Dulik plays Mrs. Gibbs in the university play “Our Town.” The play was originally written in 1938 by Thornton Wilder. The play is set in the early 1900s and reveals the everyday consistency of small-town life.
“Our Town” takes place in New Hampshire, following two families through 12 years of life and all the changes that it brings: daily life, budding romance, and even death.
Ron Himes, special guest director, decided to take the quaint play and make it something powerful.
“There is one scene where the whole cast is standing claiming our town,” Dulik said. “And we didn’t know until later, but it was a spin-off of what happened with the St. Louis police officers who mocked the protesters. The officers shouted, ‘Whose streets? Our streets!’ The moment you incorporate real issues into a work of art like this, you take that work to the next level.”
Dulik said she hopes people will leave changed.
“All people need to do is come with an open mind,” Dulik said. This show is so much bigger than us. The issues we are tackling and the messages we are trying to send, this is beyond us.”
The play features interracial couples and a closeted gay man.
“George and Emily are two young people who fall in love,” Dulik said. “George is black and Emily is white. That wasn’t color-blind casting, that was intentional because even though we have come so far since the 1900s there are still stigmas against interracial couples. What George and Emily have is innocent, it’s love. Love is love is love is love.”
Dulik said that with everything going on, people are still not “woke.”
“Most of the references to social problems will go right over their heads,” Dulik said. “A lot of what we are saying, most will not be able to understand or relate. But some in the audience will weep because they do.”

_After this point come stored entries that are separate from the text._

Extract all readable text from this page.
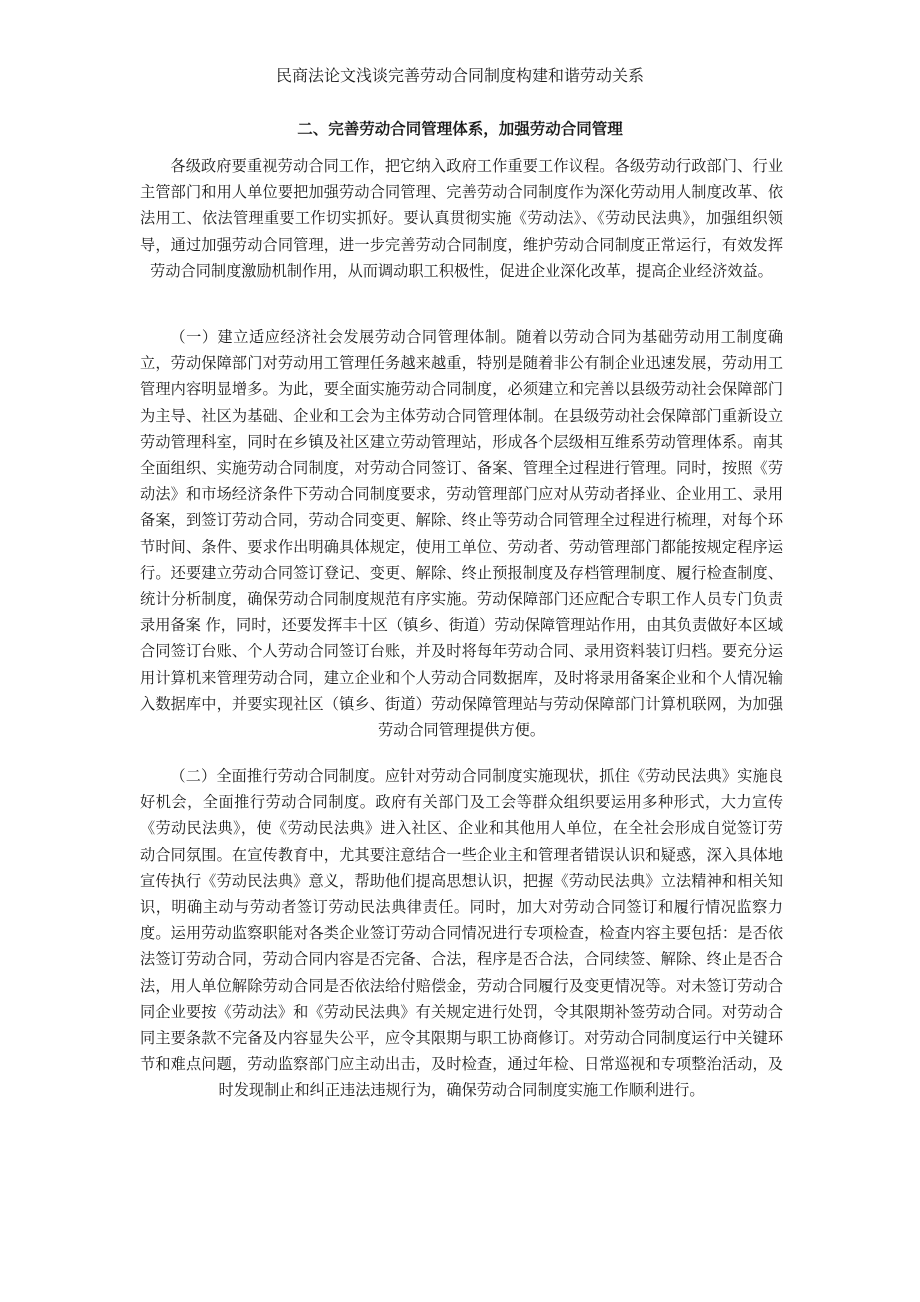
民商法论文浅谈完善劳动合同制度构建和谐劳动关系
二、完善劳动合同管理体系，加强劳动合同管理

各级政府要重视劳动合同工作，把它纳入政府工作重要工作议程。各级劳动行政部门、行业主管部门和用人单位要把加强劳动合同管理、完善劳动合同制度作为深化劳动用人制度改革、依法用工、依法管理重要工作切实抓好。要认真贯彻实施《劳动法》、《劳动民法典》，加强组织领导，通过加强劳动合同管理，进一步完善劳动合同制度，维护劳动合同制度正常运行，有效发挥劳动合同制度激励机制作用，从而调动职工积极性，促进企业深化改革，提高企业经济效益。

（一）建立适应经济社会发展劳动合同管理体制。随着以劳动合同为基础劳动用工制度确立，劳动保障部门对劳动用工管理任务越来越重，特别是随着非公有制企业迅速发展，劳动用工管理内容明显增多。为此，要全面实施劳动合同制度，必须建立和完善以县级劳动社会保障部门为主导、社区为基础、企业和工会为主体劳动合同管理体制。在县级劳动社会保障部门重新设立劳动管理科室，同时在乡镇及社区建立劳动管理站，形成各个层级相互维系劳动管理体系。南其全面组织、实施劳动合同制度，对劳动合同签订、备案、管理全过程进行管理。同时，按照《劳动法》和市场经济条件下劳动合同制度要求，劳动管理部门应对从劳动者择业、企业用工、录用备案，到签订劳动合同，劳动合同变更、解除、终止等劳动合同管理全过程进行梳理，对每个环节时间、条件、要求作出明确具体规定，使用工单位、劳动者、劳动管理部门都能按规定程序运行。还要建立劳动合同签订登记、变更、解除、终止预报制度及存档管理制度、履行检查制度、统计分析制度，确保劳动合同制度规范有序实施。劳动保障部门还应配合专职工作人员专门负责录用备案 作，同时，还要发挥丰十区（镇乡、街道）劳动保障管理站作用，由其负责做好本区域合同签订台账、个人劳动合同签订台账，并及时将每年劳动合同、录用资料装订归档。要充分运用计算机来管理劳动合同，建立企业和个人劳动合同数据库，及时将录用备案企业和个人情况输入数据库中，并要实现社区（镇乡、街道）劳动保障管理站与劳动保障部门计算机联网，为加强劳动合同管理提供方便。

（二）全面推行劳动合同制度。应针对劳动合同制度实施现状，抓住《劳动民法典》实施良好机会，全面推行劳动合同制度。政府有关部门及工会等群众组织要运用多种形式，大力宣传《劳动民法典》，使《劳动民法典》进入社区、企业和其他用人单位，在全社会形成自觉签订劳动合同氛围。在宣传教育中，尤其要注意结合一些企业主和管理者错误认识和疑惑，深入具体地宣传执行《劳动民法典》意义，帮助他们提高思想认识，把握《劳动民法典》立法精神和相关知识，明确主动与劳动者签订劳动民法典律责任。同时，加大对劳动合同签订和履行情况监察力度。运用劳动监察职能对各类企业签订劳动合同情况进行专项检查，检查内容主要包括：是否依法签订劳动合同，劳动合同内容是否完备、合法，程序是否合法，合同续签、解除、终止是否合法，用人单位解除劳动合同是否依法给付赔偿金，劳动合同履行及变更情况等。对未签订劳动合同企业要按《劳动法》和《劳动民法典》有关规定进行处罚，令其限期补签劳动合同。对劳动合同主要条款不完备及内容显失公平，应令其限期与职工协商修订。对劳动合同制度运行中关键环节和难点问题，劳动监察部门应主动出击，及时检查，通过年检、日常巡视和专项整治活动，及时发现制止和纠正违法违规行为，确保劳动合同制度实施工作顺利进行。
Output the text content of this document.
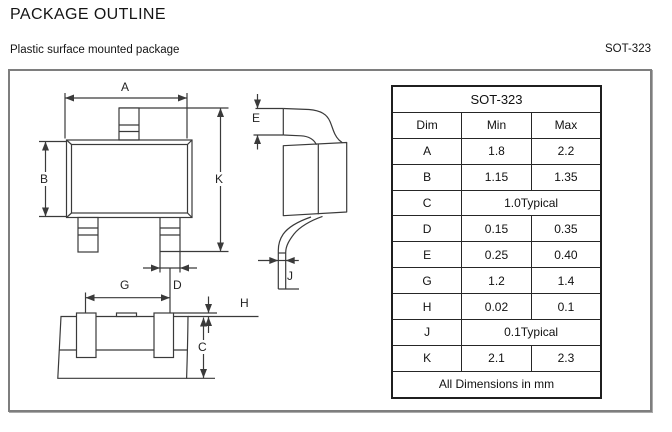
PACKAGE OUTLINE
Plastic surface mounted package	SOT-323
A
B	K
E
J
G	D
H
C
SOT-323		
Dim	Min	Max
A	1.8	2.2
B	1.15	1.35
C	1.0Typical	
D	0.15	0.35
E	0.25	0.40
G	1.2	1.4
H	0.02	0.1
J	0.1Typical	
K	2.1	2.3
All Dimensions in mm		
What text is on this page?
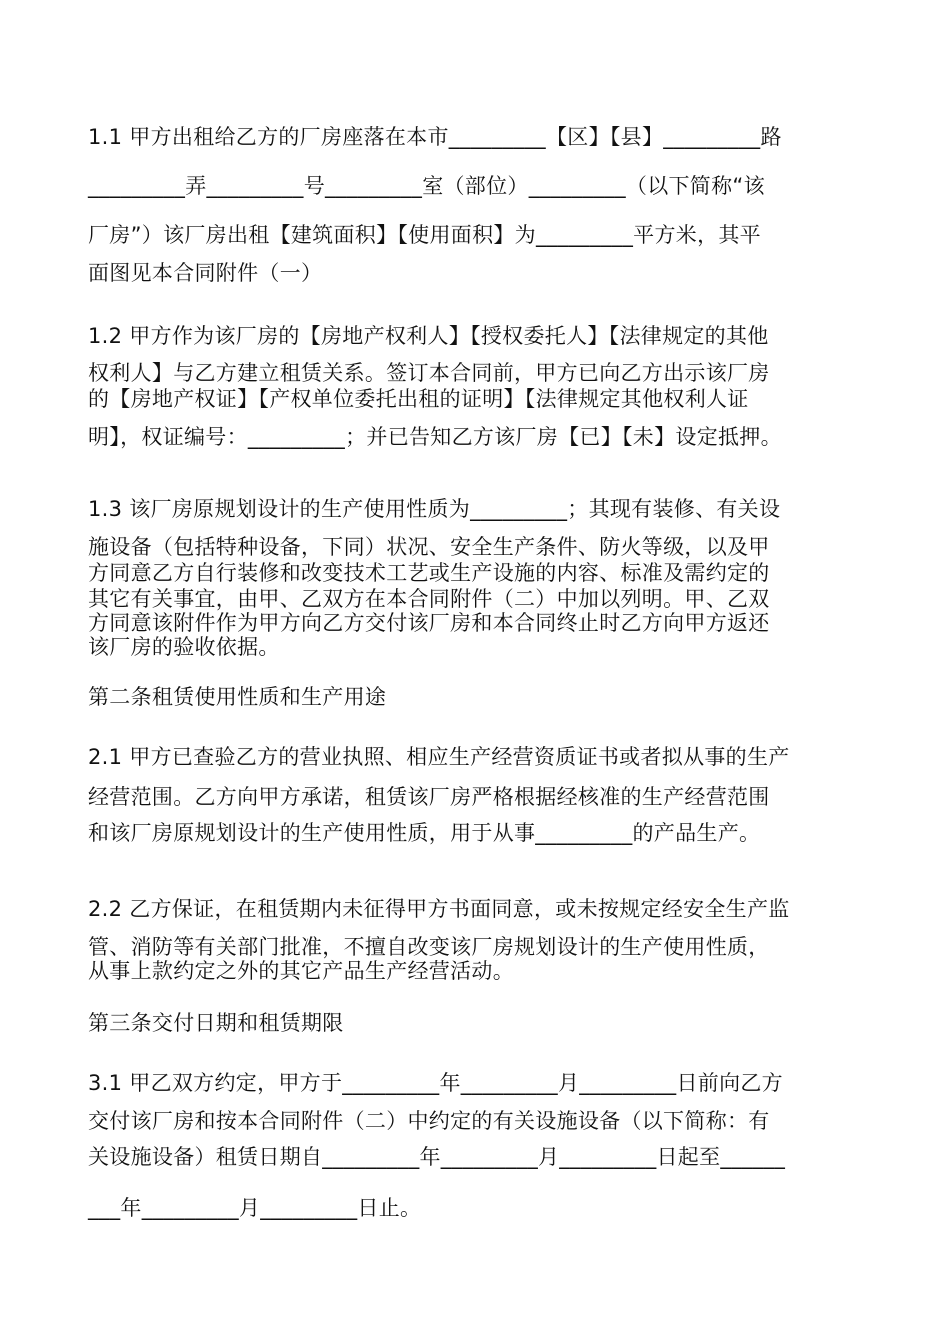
1.1 甲方出租给乙方的厂房座落在本市_________【区】【县】_________路
_________弄_________号_________室（部位）_________（以下简称“该
厂房”）该厂房出租【建筑面积】【使用面积】为_________平方米，其平
面图见本合同附件（一）
1.2 甲方作为该厂房的【房地产权利人】【授权委托人】【法律规定的其他
权利人】与乙方建立租赁关系。签订本合同前，甲方已向乙方出示该厂房
的【房地产权证】【产权单位委托出租的证明】【法律规定其他权利人证
明】，权证编号：_________；并已告知乙方该厂房【已】【未】设定抵押。
1.3 该厂房原规划设计的生产使用性质为_________；其现有装修、有关设
施设备（包括特种设备，下同）状况、安全生产条件、防火等级，以及甲
方同意乙方自行装修和改变技术工艺或生产设施的内容、标准及需约定的
其它有关事宜，由甲、乙双方在本合同附件（二）中加以列明。甲、乙双
方同意该附件作为甲方向乙方交付该厂房和本合同终止时乙方向甲方返还
该厂房的验收依据。
第二条租赁使用性质和生产用途
2.1 甲方已查验乙方的营业执照、相应生产经营资质证书或者拟从事的生产
经营范围。乙方向甲方承诺，租赁该厂房严格根据经核准的生产经营范围
和该厂房原规划设计的生产使用性质，用于从事_________的产品生产。
2.2 乙方保证，在租赁期内未征得甲方书面同意，或未按规定经安全生产监
管、消防等有关部门批准，不擅自改变该厂房规划设计的生产使用性质，
从事上款约定之外的其它产品生产经营活动。
第三条交付日期和租赁期限
3.1 甲乙双方约定，甲方于_________年_________月_________日前向乙方
交付该厂房和按本合同附件（二）中约定的有关设施设备（以下简称：有
关设施设备）租赁日期自_________年_________月_________日起至______
___年_________月_________日止。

Sam Garrison told his parents he was gay when he was 14.
The junior theatre major plays Simon Stimson, the alcoholic choir director who also happens to be secretly gay.
“It made me sad thinking about how horribly alone he must have felt,” Garrison said. “Everyone in the town are always talking about his issues but not the issues that matter.I lived in a small town just like the one in “Our Town.” I felt isolated for a long time, and that I was the only one who understood what I was going through.”
Garrison said Simon has forced him to be open to what he is not normally comfortable with.
“For so much of the show I am vulnerably drunk,” Garrison said. “It’s not an easy thing to make that look genuine and real.”
Garrison said being an actor is like being an emotional athlete.
“The best thing about acting is that you can pull from your own stock of emotions,” Garrison said. “When you have someone who has been through what a character is going through, like me playing a gay man as a gay man, you get a much more authentic performance.”
Briana Weaver said her character is just a different version of herself.
The junior theatre performance major plays Emily, the 16-year-old girl who falls in love with George.
Emily dies in the third act, and it was difficult for Weaver to feel the emotion of dying without making it melodramatic or ingenuine.
“I had to think about who I would say goodbye to,” Weaver said. “I went home and watched a bunch of home videos. I watched my mom and grandmother talking to each other, my mom giving my sister a bath, and myself eating my first piece of candy. At that point, I knew I had found it.”
Weaver said when she finally found the genuine emotion she cried for 45 minutes.
“It was overwhelming,” Weaver said. “I thought about what would happen if my parents died or if I lost my dog Boomer. Saying goodbye to them was unimaginable. Even the little things in life like coffee, candles and freshly vacuumed carpet that we take for granted. All of that helped me form in my mind what I was saying goodbye to.”
Weaver said the show speaks to culture today.
“I think it’s necessary to point out social injustices,” Weaver said. “We don’t look at one another, and we constantly miss human interaction. Honestly, I think it’s more relevant today than it was even then.”